Après sa mort, certaines propositions de Velikovsky
s’avèrent pourtant exactes, comme la présence de
matière organique dans les comètes.
En 1976, tandis que l’astronome Carl Sagan réfute
point par point la thèse de Velikovsky, un autre auteur
reprend une thèse similaire : Zecharia Sitchin,
linguiste et archéologue américain né en Azerbaïdjan.
Il présente dans
La 12e planète (2) son interprétation
des tablettes d’argile trouvées en grand nombre
sur les rives du Tigre à partir de 1840.
« Le déchiffrage
des tablettes a fait prendre conscience que des récits bibliques
de la création existaient des millénaires avant la
rédaction de l’Ancien Testament. Ils s’accordaient, parfois
mot pour mot, avec ceux de la Genèse. »(3) Sitchin
affirme que les
« batailles célestes » entre divinités
racontent des événements cosmiques réels. Les Sumériens
connaissaient déjà l’existence des planètes
Uranus, Neptune, Pluton, et mentionnaient une
planète Nibiru (renommée Mardouk en babylonien).
De la taille de Neptune, selon Sitchin, elle
aurait une orbite très elliptique, avec une période de
3 600 ans. Nibiru serait responsable de la formation
de la Terre et de la Lune. Tiamat, une planète tellurique
grosse comme deux fois la Terre, située entre
Mars et Jupiter, se serait brisée en deux lors d’un passage
de Nibiru : une moitié serait devenue la Terre,
les débris de l’autre formant une
« ceinture martelée
» d’astéroïdes. Kingu, lune de Tiamat, aurait été
capturée par la Terre pour devenir notre Lune.
Nibiru
remplace la comète de Velikovsky dans son rôle d’agent de catastrophes cosmiques...
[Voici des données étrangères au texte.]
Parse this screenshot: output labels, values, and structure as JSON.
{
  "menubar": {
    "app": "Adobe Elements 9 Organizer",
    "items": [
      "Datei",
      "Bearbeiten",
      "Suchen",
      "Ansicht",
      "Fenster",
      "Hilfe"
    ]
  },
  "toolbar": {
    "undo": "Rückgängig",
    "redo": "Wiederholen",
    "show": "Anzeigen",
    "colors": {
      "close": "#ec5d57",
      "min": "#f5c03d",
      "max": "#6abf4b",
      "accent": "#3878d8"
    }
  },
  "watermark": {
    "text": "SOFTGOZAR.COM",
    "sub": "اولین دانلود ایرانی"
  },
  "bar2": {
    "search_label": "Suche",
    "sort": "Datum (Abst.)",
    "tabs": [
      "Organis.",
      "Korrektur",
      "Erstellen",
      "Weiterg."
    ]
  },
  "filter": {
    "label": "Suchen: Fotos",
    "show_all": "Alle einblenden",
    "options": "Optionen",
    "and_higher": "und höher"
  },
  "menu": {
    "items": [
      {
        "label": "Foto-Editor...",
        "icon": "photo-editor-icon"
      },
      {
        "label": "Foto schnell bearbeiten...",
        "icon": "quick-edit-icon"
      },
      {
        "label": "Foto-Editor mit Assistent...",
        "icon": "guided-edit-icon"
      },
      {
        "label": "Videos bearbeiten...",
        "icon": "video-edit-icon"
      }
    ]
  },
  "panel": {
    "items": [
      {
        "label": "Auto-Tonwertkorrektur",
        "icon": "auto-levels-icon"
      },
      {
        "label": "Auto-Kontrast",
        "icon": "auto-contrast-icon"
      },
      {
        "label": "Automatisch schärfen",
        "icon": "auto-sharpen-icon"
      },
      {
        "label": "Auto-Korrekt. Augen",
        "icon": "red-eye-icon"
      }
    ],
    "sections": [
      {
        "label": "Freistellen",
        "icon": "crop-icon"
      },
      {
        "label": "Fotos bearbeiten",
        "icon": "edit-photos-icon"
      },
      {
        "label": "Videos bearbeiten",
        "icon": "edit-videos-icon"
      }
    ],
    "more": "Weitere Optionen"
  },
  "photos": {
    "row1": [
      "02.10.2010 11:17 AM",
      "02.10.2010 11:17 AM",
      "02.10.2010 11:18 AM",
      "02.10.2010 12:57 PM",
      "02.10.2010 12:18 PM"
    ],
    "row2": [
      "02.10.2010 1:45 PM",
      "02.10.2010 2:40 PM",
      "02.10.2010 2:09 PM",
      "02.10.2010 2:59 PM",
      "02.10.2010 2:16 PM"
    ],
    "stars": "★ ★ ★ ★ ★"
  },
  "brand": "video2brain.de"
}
Mais Sitchin ne se contente pas de refaire la genèse
du système solaire : il refait celle de l’humanité.
« Les
Sumériens, écrit-il, affirment que la vie fut véhiculée
dans le système solaire par Nibiru. Que Nibiru transmit
la “semence de vie” à la Terre au cours de la bataille
céleste contre Tiamat. » Par ailleurs, Nibiru aurait des
habitants, les Annunaki. Environ 400 000 ans avant
J.-C., ils auraient colonisé la Terre et se seraient intimement
mêlés de l’histoire humaine.
Beaucoup considèrent aujourd’hui Sitchin comme
un affabulateur. L’auteur français Anton Parks, par
exemple, affirme que Nibiru n’est mentionnée sur
aucune tablette d’astronomie sumérienne et relève
des erreurs de traduction. Sitchin indique une
période de 3 600 ans, mais 3 600 est une unité de
mesure courante appelée le SAR (Specific Absorption
Rate soit en français DAS, débit d’absorption spécifique). Rappelons que les Mésopotamiens comptaient
en base 60. Une durée de « 3 600 » pourrait
juste signifier « de nombreuses » années.
Dans les années 1970, l’idée d’une planète géante
inconnue, avec une orbite de comète, paraissait risible.
Pourtant, depuis un siècle, une
« planète X »
est recherchée par les astronomes. Celle-ci ressemble
de plus en plus à Nibiru.
Infographie : Inexploré mag.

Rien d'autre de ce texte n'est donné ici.